Charitable fund-raising, led by some of our senior prefects, is a strength of the school and we continue to raise funds for EducAid, a charity working to raise educational standards in Sierra Leone. More locally, we support the Wellspring, a Stockport charity that helps homeless people. The unfolding tragedy caused by the conflict in Ukraine has prompted real generosity from the school community this term. A number of Ukrainian children are being hosted by SGS families and have attended SGS for a short while, on a ‘guest’ basis before finding permanent school places elsewhere. The friendships and personal links that have developed between these children and some of our pupils will certainly shape the attitudes and views of many young people towards empathising with the plight of others on a life-long basis.

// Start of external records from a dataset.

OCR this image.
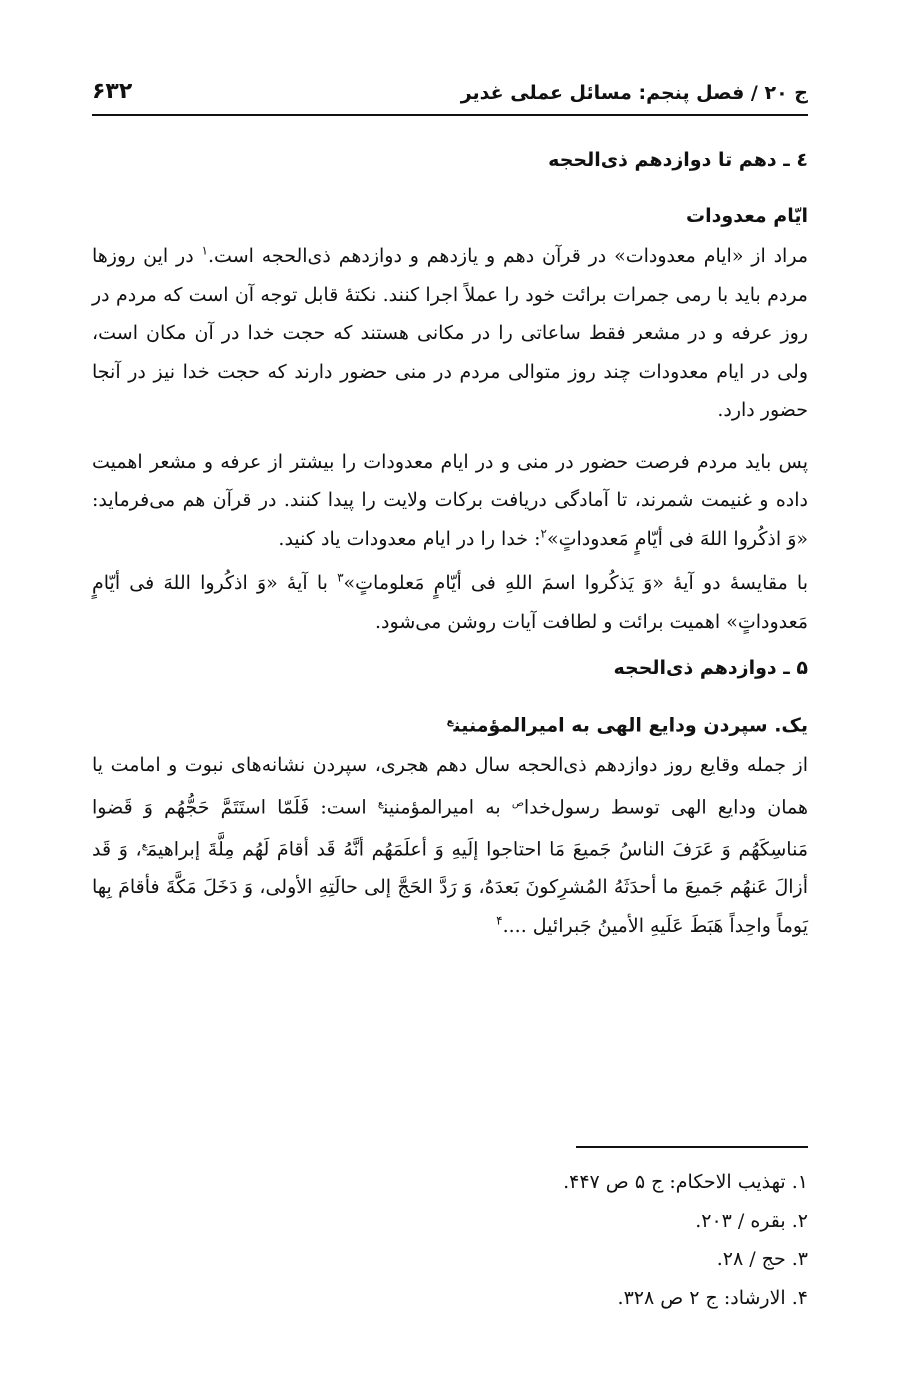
ج ۲۰ / فصل پنجم: مسائل عملی غدیر
۶۳۲
٤ ـ دهم تا دوازدهم ذی‌الحجه
ایّام معدودات

مراد از «ایام معدودات» در قرآن دهم و یازدهم و دوازدهم ذی‌الحجه است.$^۱$ در این روزها مردم باید با رمی جمرات برائت خود را عملاً اجرا کنند. نکتۀ قابل توجه آن است که مردم در روز عرفه و در مشعر فقط ساعاتی را در مکانی هستند که حجت خدا در آن مکان است، ولی در ایام معدودات چند روز متوالی مردم در منی حضور دارند که حجت خدا نیز در آنجا حضور دارد.

پس باید مردم فرصت حضور در منی و در ایام معدودات را بیشتر از عرفه و مشعر اهمیت داده و غنیمت شمرند، تا آمادگی دریافت برکات ولایت را پیدا کنند. در قرآن هم می‌فرماید: «وَ اذكُروا اللهَ فی أيّامٍ مَعدوداتٍ»$^۲$: خدا را در ایام معدودات یاد کنید.

با مقایسۀ دو آیۀ «وَ يَذكُروا اسمَ اللهِ فی أيّامٍ مَعلوماتٍ»$^۳$ با آیۀ «وَ اذكُروا اللهَ فی أيّامٍ مَعدوداتٍ» اهمیت برائت و لطافت آیات روشن می‌شود.

۵ ـ دوازدهم ذی‌الحجه
یک. سپردن ودایع الهی به امیرالمؤمنین$^ع$

از جمله وقایع روز دوازدهم ذی‌الحجه سال دهم هجری، سپردن نشانه‌های نبوت و امامت یا همان ودایع الهی توسط رسول‌خدا$^ص$ به امیرالمؤمنین$^ع$ است: فَلَمّا استَتَمَّ حَجُّهُم وَ قَضوا مَناسِكَهُم وَ عَرَفَ الناسُ جَميعَ مَا احتاجوا إلَيهِ وَ أعلَمَهُم أنَّهُ قَد أقامَ لَهُم مِلَّةَ إبراهيمَ$^ع$، وَ قَد أزالَ عَنهُم جَميعَ ما أحدَثَهُ المُشرِكونَ بَعدَهُ، وَ رَدَّ الحَجَّ إلى حالَتِهِ الأولى، وَ دَخَلَ مَكَّةَ فأقامَ بِها يَوماً واحِداً هَبَطَ عَلَيهِ الأمينُ جَبرائيل ....$^۴$

۱. تهذیب الاحکام: ج ۵ ص ۴۴۷.

۲. بقره / ۲۰۳.

۳. حج / ۲۸.

۴. الارشاد: ج ۲ ص ۳۲۸.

House events allow prefects to develop leadership skills: public speaking, arranging sports teams filled with sometimes disorganised younger pupils and sustaining energy and enthusiasm towards the end of a long term all demand determination and resilience. Our wider prefect program allows Sixth Form students to take real responsibility for the smooth running of the school. They may find themselves leading in more specialist areas such as Eco-Schools, serving on the School Council or in promoting Equality and Diversity within the school. Whole school responsibilities allow Sixth Formers to learn to influence their peers and to meet and help visitors to the school with confidence and empathy. Extra-curricular activities tend to develop team work skills: loyalty to others and a desire to play for the team rather than for individual glorification are important life-lessons.

The classroom dynamic in Sixth Form lessons is subtly different from the rest of the school: teaching small groups of students who have genuinely chosen the subject of study alters the relationship between student and teacher in a way that encourages greater expression of individuality and open discussion. A level study demands a much greater level of independence of the student and meeting this challenge entails taking a greater share of the responsibility for learning. By the time they reach the second half of the U6 the students have offers of university places riding on achieving particular A level grades and this brutally clear scenario prompts maturity in the students as well as a real sense of teamwork with the teachers.

We wish the U6 leavers every success in their A-level examinations and hope that they will take away some great memories of SGS and stay in touch.